In any serious privacy incident, regulatory compliance and victim notification are likely to be top of mind for privacy incident response teams. Avoiding regulatory penalties and loss of reputation are obviously core concerns. Yet contractual obligations can add hugely to the burden and costs of privacy incident response—an ongoing burden likely to increase as the business grows.

Finding efficiency and scalability in the contract management side of incident response can yield big benefits, as one of the largest health insurers in the U.S. found when they automated their privacy incident response process.

The Difficulty with Addressing Contractual Obligations

This nationwide health insurance company, serving more than 16 million members across the U.S., was managing an average of 250 reported incidents per month, each of which potentially affected around 10,000 contracts.

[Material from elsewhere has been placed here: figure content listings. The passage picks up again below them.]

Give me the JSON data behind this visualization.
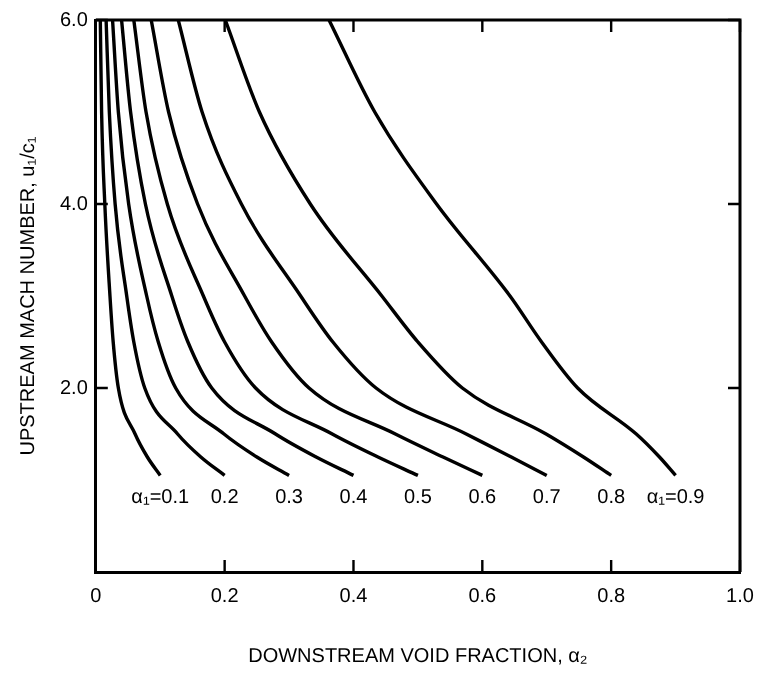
{
  "chart_data": {
    "type": "line",
    "xlabel": "DOWNSTREAM VOID FRACTION, α₂",
    "ylabel": "UPSTREAM MACH NUMBER, u₁/c₁",
    "xlim": [
      0,
      1
    ],
    "ylim": [
      0,
      6
    ],
    "xticks": [
      0,
      0.2,
      0.4,
      0.6,
      0.8,
      {
        "value": 1,
        "label": "1.0"
      }
    ],
    "yticks": [
      {
        "value": 2,
        "label": "2.0"
      },
      {
        "value": 4,
        "label": "4.0"
      },
      {
        "value": 6,
        "label": "6.0"
      }
    ],
    "marker": "none",
    "line_style": "solid",
    "series": [
      {
        "color": "#000000",
        "x": [
          0.1,
          0.08,
          0.061,
          0.035,
          0.027,
          0.022,
          0.014,
          0.009,
          0.007
        ],
        "values": [
          1.05,
          1.25,
          1.5,
          2,
          2.5,
          3,
          4,
          5,
          6
        ]
      },
      {
        "color": "#000000",
        "x": [
          0.2,
          0.163,
          0.127,
          0.076,
          0.059,
          0.048,
          0.03,
          0.021,
          0.016
        ],
        "values": [
          1.05,
          1.25,
          1.5,
          2,
          2.5,
          3,
          4,
          5,
          6
        ]
      },
      {
        "color": "#000000",
        "x": [
          0.3,
          0.25,
          0.199,
          0.124,
          0.097,
          0.079,
          0.051,
          0.035,
          0.026
        ],
        "values": [
          1.05,
          1.25,
          1.5,
          2,
          2.5,
          3,
          4,
          5,
          6
        ]
      },
      {
        "color": "#000000",
        "x": [
          0.4,
          0.342,
          0.279,
          0.18,
          0.143,
          0.118,
          0.077,
          0.054,
          0.04
        ],
        "values": [
          1.05,
          1.25,
          1.5,
          2,
          2.5,
          3,
          4,
          5,
          6
        ]
      },
      {
        "color": "#000000",
        "x": [
          0.5,
          0.438,
          0.367,
          0.248,
          0.2,
          0.167,
          0.111,
          0.078,
          0.059
        ],
        "values": [
          1.05,
          1.25,
          1.5,
          2,
          2.5,
          3,
          4,
          5,
          6
        ]
      },
      {
        "color": "#000000",
        "x": [
          0.6,
          0.539,
          0.465,
          0.331,
          0.273,
          0.231,
          0.158,
          0.113,
          0.086
        ],
        "values": [
          1.05,
          1.25,
          1.5,
          2,
          2.5,
          3,
          4,
          5,
          6
        ]
      },
      {
        "color": "#000000",
        "x": [
          0.7,
          0.645,
          0.575,
          0.435,
          0.368,
          0.318,
          0.226,
          0.165,
          0.128
        ],
        "values": [
          1.05,
          1.25,
          1.5,
          2,
          2.5,
          3,
          4,
          5,
          6
        ]
      },
      {
        "color": "#000000",
        "x": [
          0.8,
          0.757,
          0.699,
          0.569,
          0.5,
          0.444,
          0.333,
          0.254,
          0.201
        ],
        "values": [
          1.05,
          1.25,
          1.5,
          2,
          2.5,
          3,
          4,
          5,
          6
        ]
      },
      {
        "color": "#000000",
        "x": [
          0.9,
          0.875,
          0.839,
          0.748,
          0.692,
          0.643,
          0.529,
          0.433,
          0.362
        ],
        "values": [
          1.05,
          1.25,
          1.5,
          2,
          2.5,
          3,
          4,
          5,
          6
        ]
      }
    ],
    "annotations": [
      {
        "text": "α₁=0.1",
        "x": 0.1,
        "y": 1.05
      },
      {
        "text": "0.2",
        "x": 0.2,
        "y": 1.05
      },
      {
        "text": "0.3",
        "x": 0.3,
        "y": 1.05
      },
      {
        "text": "0.4",
        "x": 0.4,
        "y": 1.05
      },
      {
        "text": "0.5",
        "x": 0.5,
        "y": 1.05
      },
      {
        "text": "0.6",
        "x": 0.6,
        "y": 1.05
      },
      {
        "text": "0.7",
        "x": 0.7,
        "y": 1.05
      },
      {
        "text": "0.8",
        "x": 0.8,
        "y": 1.05
      },
      {
        "text": "α₁=0.9",
        "x": 0.9,
        "y": 1.05
      }
    ]
  }
}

A staff of seven full-time equivalent employees was required to handle incident response, with a manual process that took up to two days per incident.

Even so, the insurer’s privacy director was concerned that her team was not able to fully assess the notification obligations contained in the thousands of contracts, leaving the organization at increased risk of fines and penalties.

The organization deployed Radar to help automate their privacy incident response process.

Enter Radar

Within months, managing contract obligations had become a non-issue.

The director cites a recent incident that involved state and federal laws and affected 180 contracts.

“Before, this incident would have taken 1–2 days to work through manually. With Radar, our team had all the information we needed right in front of us in minutes.”

From incident intake through investigation, assessment, and notification, Radar saves the incident response team 95 percent of the time they used to spend on assessment. Because all the contract requirements and state laws are built into the tool, and the director says they have instant visibility into notification deadlines, they can easily avoid incurring fines or penalties.

The team is also saving time because they need to review fewer incidents:

“We used to manually review every incident. Now we only review the ones that are yellow on the heat map, making us 50–70 percent more efficient.”

Other benefits include faster incident intake, because the organization’s 50,000–60,000 employees can enter complete incident information directly into Radar, plus improved consistency in incident assessment and reporting.

Between all the efficiencies that Radar made possible, the privacy director expects to be able to reduce the staff time spent on incident assessments by half.

She says without hesitation, “Radar was our privacy program’s big success story this year.”